Without a signed confession by an Iraqi official, and without a photograph of a smiling Iraqi posed with a weapon of mass destruction, Powell otherwise presented a compelling case that Iraq simply isn't coming close to living up to its international obligations. Is that enough to lead the United Nations by the nose into another resolution or even the use of force? I have no idea. Is it enough to clear away the diplomatic and political cover some of our allies have been hiding behind in the name of going slow on Iraq? Surely. Facts are stubborn things, lawyers and judges and politicians always say, and now America has given the world some damming facts about Iraq that cannot be fairly blown off by either our friends or our foes.

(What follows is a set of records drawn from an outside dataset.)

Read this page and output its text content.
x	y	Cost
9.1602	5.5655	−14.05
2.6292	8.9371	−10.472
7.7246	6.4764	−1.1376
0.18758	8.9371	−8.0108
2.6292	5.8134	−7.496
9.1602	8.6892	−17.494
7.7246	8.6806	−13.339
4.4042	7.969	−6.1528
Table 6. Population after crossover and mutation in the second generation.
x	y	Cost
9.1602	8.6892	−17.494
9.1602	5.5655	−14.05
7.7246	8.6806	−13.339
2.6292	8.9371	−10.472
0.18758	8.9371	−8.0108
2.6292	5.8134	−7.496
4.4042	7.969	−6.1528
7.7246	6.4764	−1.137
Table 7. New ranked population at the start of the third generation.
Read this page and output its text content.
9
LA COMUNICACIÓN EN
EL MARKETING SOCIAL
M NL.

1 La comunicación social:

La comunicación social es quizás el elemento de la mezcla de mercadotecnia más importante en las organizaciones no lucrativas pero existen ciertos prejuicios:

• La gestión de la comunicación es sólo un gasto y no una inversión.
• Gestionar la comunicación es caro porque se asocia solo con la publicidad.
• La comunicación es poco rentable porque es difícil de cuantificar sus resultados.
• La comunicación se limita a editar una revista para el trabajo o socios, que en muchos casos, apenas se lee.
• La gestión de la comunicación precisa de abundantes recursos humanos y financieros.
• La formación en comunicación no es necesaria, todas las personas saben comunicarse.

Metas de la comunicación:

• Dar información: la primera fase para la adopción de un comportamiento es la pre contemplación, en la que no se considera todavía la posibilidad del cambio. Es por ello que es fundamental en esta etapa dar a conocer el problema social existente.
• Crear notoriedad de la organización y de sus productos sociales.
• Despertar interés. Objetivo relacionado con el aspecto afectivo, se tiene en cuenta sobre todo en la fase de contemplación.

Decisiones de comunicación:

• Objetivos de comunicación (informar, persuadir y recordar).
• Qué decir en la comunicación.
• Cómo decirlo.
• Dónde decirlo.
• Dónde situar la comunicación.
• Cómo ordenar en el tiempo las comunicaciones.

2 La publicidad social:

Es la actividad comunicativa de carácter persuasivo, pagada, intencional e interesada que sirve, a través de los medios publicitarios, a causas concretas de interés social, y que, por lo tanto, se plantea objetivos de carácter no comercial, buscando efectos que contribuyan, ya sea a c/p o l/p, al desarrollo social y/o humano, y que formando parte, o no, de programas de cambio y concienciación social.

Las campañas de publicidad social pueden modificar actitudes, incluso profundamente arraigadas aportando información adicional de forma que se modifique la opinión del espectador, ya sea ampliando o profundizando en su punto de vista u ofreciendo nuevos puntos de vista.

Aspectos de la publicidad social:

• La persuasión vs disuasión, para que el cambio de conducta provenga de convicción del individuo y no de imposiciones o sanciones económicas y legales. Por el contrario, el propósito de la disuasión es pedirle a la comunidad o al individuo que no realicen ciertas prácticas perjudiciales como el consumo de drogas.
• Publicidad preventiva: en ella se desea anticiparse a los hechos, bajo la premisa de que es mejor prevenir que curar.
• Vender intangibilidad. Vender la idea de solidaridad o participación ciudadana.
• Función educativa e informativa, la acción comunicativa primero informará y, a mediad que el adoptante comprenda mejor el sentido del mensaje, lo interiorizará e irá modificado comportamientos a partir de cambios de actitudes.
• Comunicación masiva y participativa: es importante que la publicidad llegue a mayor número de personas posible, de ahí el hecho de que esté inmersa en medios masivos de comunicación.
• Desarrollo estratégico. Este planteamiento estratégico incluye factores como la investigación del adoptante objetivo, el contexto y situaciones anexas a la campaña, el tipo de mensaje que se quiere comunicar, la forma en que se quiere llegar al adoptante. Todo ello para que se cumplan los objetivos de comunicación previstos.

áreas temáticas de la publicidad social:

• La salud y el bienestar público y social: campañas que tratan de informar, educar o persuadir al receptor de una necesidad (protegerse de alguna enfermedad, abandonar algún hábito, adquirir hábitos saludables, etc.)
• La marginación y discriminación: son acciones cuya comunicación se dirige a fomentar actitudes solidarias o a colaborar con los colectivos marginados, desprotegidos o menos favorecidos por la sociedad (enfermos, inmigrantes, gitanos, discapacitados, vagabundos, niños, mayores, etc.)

Obviously, America and her allies have additional classified information about Iraq that could not be publicly disclosed. But what America did disclose today is enough to make any reasonable, objective observer turn around and say to Iraq and her allies: "Yeah, what about that?" What about the incriminating audio intercepts that show Iraqi officials hiding something? What about the missile sites? What about the mobile chemical vehicles? What about the compounds? What about Iraq and his coddling of terrorists? There no longer ought to be a question of whether Iraq is complying with U.N. Resolution 1441. The only open question ought to be what the Security Council is willing to do about Iraq's failure to comply.

I don't know how the United Nations will react to Secretary Powell's dramatic speech. I bet no one really does. But if the Security Council now does nothing in the wake of Wednesday's artful presentation, we will be reminded once again that reality at the United Nations depends much more on politics and diplomacy, self-interest and self-reliance, than it does on the truth.

And I suppose in an odd way that, alone, would make this a productive day for America as it tries to rally the community of nations against a regime that clearly, undisputedly, knows more than it is telling the rest of us about its danger to the world.